Il secondo piano del Palazzo, così come il suo ipogeo, sono invece destinati a mostre temporanee. Per l’inaugurazione e fino al 9 marzo al secondo piano è stata allestita la mostra “La Grande Brera. Una comunità di Arti e scienze” a cura di Luca Molinari, divisa in tre sezioni grazie all’allestimento di Francesco Librizzi: una parte introduttiva sulla Grande Brera, una seconda sezione sulla storia architettonica del palazzo di Brera e di Palazzo Citterio, arricchita da plastici di nuova e antica generazione e una terza area che narra queste storie insieme, attraverso una selezione di oggetti, documenti, dipinti, gessi, e materiali provenienti da tanti archivi presenti nelle istituzioni che popolano il Palazzo, in parte recuperati appositamente per mostrare al pubblico la potenza e la bellezza di un patrimonio condiviso da otto istituzioni, in cui arte, cultura, scienza non solo vengono conservati, ma vengono sperimentati quotidianamente nei suoi laboratori.
Presso l’ipogeo Stirling, in occasione dell’inaugurazione e fino al 23 marzo, trova spazio invece la fantastica esposizione “Mario Ceroli. La forza di sognare ancora” a cura di Cesare Biasini Selvaggi, costituita da 10 monumentali lavori inediti site specific eseguiti appositamente dall’artista durante quest’ultimo anno per lo spazio progettato da James Stirling (architetto britannico di fama internazionale) negli anni Cinquanta, confermando il legno come materia archetipo d’elezione e la scultura come sua complice primaria.

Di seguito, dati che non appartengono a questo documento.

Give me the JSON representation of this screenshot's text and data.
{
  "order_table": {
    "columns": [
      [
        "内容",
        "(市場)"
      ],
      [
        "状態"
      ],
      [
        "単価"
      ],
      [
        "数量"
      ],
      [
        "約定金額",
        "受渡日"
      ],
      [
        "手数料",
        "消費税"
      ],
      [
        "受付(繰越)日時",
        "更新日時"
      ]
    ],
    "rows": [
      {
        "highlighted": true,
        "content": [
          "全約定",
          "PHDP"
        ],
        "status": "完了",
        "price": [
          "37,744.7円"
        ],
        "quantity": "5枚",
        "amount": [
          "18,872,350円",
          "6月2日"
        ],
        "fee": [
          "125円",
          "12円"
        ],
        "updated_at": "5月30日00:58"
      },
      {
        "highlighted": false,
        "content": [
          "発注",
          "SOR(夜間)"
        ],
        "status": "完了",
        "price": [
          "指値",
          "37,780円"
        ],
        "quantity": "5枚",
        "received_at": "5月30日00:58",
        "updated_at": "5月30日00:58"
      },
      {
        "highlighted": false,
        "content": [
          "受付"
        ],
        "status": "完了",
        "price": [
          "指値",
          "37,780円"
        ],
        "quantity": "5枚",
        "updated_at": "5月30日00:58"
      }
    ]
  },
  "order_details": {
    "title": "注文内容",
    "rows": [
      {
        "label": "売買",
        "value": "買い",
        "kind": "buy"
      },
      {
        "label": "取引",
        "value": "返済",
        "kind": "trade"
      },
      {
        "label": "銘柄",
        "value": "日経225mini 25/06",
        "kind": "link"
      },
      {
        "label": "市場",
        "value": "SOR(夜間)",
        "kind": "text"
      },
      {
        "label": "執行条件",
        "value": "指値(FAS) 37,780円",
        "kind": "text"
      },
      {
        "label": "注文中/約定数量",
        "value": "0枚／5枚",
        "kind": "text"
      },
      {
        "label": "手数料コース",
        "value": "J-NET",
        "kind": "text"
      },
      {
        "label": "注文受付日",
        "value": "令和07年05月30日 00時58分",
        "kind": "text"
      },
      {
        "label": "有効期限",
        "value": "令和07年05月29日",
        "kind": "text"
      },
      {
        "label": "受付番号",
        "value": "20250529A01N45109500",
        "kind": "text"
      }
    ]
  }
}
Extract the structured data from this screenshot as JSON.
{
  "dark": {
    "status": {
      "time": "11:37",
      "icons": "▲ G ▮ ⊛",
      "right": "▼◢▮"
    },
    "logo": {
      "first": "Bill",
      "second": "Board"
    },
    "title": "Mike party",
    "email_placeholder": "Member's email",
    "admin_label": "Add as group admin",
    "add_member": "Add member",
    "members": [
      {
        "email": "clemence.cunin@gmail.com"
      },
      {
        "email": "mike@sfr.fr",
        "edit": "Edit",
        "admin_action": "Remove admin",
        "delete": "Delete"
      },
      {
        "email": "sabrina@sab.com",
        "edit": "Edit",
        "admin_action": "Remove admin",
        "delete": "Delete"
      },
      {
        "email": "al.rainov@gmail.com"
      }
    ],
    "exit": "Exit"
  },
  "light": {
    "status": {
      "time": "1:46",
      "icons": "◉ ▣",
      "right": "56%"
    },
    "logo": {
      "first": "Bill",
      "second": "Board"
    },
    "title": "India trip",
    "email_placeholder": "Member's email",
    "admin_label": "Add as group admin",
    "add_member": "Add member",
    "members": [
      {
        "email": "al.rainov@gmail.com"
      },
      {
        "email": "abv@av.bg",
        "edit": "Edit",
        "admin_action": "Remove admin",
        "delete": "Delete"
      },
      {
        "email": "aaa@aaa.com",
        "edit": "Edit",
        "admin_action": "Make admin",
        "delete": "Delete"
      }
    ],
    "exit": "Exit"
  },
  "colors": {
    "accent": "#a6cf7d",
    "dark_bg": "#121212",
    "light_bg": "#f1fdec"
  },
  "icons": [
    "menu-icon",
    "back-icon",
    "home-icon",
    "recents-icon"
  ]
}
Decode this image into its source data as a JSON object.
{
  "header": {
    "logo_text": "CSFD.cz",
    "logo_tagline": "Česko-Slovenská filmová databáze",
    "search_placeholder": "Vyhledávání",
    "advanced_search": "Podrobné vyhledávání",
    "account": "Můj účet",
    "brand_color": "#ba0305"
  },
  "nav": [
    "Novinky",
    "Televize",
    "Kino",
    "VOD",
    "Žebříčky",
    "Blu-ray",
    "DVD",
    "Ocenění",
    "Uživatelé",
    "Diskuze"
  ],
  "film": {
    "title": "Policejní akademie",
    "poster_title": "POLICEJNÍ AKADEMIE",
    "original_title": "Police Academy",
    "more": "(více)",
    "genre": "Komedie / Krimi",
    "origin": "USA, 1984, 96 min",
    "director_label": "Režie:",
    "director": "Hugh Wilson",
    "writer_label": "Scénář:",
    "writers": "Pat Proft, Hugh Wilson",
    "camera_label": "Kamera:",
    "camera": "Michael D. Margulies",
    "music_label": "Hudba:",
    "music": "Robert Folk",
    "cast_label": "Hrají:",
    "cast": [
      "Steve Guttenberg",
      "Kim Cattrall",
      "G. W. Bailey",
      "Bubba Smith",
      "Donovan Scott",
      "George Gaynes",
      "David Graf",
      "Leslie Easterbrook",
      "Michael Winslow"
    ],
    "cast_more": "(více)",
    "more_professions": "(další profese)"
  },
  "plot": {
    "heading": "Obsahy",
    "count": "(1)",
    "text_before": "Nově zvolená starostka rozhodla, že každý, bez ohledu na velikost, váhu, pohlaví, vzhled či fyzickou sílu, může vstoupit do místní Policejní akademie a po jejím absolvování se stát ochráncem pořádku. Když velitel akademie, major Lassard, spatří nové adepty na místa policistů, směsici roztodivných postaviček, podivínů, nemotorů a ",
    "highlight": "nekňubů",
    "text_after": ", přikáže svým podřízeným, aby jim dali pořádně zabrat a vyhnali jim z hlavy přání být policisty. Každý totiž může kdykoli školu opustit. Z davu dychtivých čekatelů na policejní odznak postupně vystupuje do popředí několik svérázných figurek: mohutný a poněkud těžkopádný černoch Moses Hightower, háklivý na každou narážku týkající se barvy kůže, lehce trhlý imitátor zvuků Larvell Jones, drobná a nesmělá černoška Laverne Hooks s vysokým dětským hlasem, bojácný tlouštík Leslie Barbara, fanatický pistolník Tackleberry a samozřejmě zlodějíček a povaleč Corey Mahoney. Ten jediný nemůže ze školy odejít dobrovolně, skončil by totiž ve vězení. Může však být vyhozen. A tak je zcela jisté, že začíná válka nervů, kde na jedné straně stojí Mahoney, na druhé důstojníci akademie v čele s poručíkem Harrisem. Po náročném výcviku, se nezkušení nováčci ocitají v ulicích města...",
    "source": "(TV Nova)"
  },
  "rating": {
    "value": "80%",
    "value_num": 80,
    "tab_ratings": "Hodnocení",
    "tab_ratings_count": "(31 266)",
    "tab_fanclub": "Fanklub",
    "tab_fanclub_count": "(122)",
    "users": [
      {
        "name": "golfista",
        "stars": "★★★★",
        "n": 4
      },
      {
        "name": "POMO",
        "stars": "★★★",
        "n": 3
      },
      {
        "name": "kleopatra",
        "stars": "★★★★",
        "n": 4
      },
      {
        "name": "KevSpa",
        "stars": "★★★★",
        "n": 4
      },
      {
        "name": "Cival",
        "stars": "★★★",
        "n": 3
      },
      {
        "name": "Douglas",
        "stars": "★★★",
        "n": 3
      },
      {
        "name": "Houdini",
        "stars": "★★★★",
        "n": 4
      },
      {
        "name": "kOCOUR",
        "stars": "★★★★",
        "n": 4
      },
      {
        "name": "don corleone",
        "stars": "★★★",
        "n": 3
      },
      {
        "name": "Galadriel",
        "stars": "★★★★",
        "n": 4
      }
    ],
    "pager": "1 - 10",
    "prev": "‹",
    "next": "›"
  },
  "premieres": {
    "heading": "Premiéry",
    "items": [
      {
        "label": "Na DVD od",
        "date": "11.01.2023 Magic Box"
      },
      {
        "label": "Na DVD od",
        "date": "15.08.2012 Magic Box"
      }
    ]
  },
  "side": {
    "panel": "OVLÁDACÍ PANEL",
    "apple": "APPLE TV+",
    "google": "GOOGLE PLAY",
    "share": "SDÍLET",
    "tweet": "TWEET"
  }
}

Si apre dunque con l’inaugura zione di Palazzo Citterio una nuova epoca, non solo per la comunità milanese, che ha a disposizione un nuovo spazio di aggregazione, ma per l’intero mondo culturale italiano, che aggiungendo un piccolo importante tassello alla storia di Milano, offre una nuova occasione di richiamo del turismo internazionale, che come ha dichiarato Angelo Crespi, dovrà ora dedicare almeno due intere giornate del proprio viaggio nel capoluogo lombardo solo per visitare la “Grande Brera”. Un’occasione che nessuno dovrebbe perdere.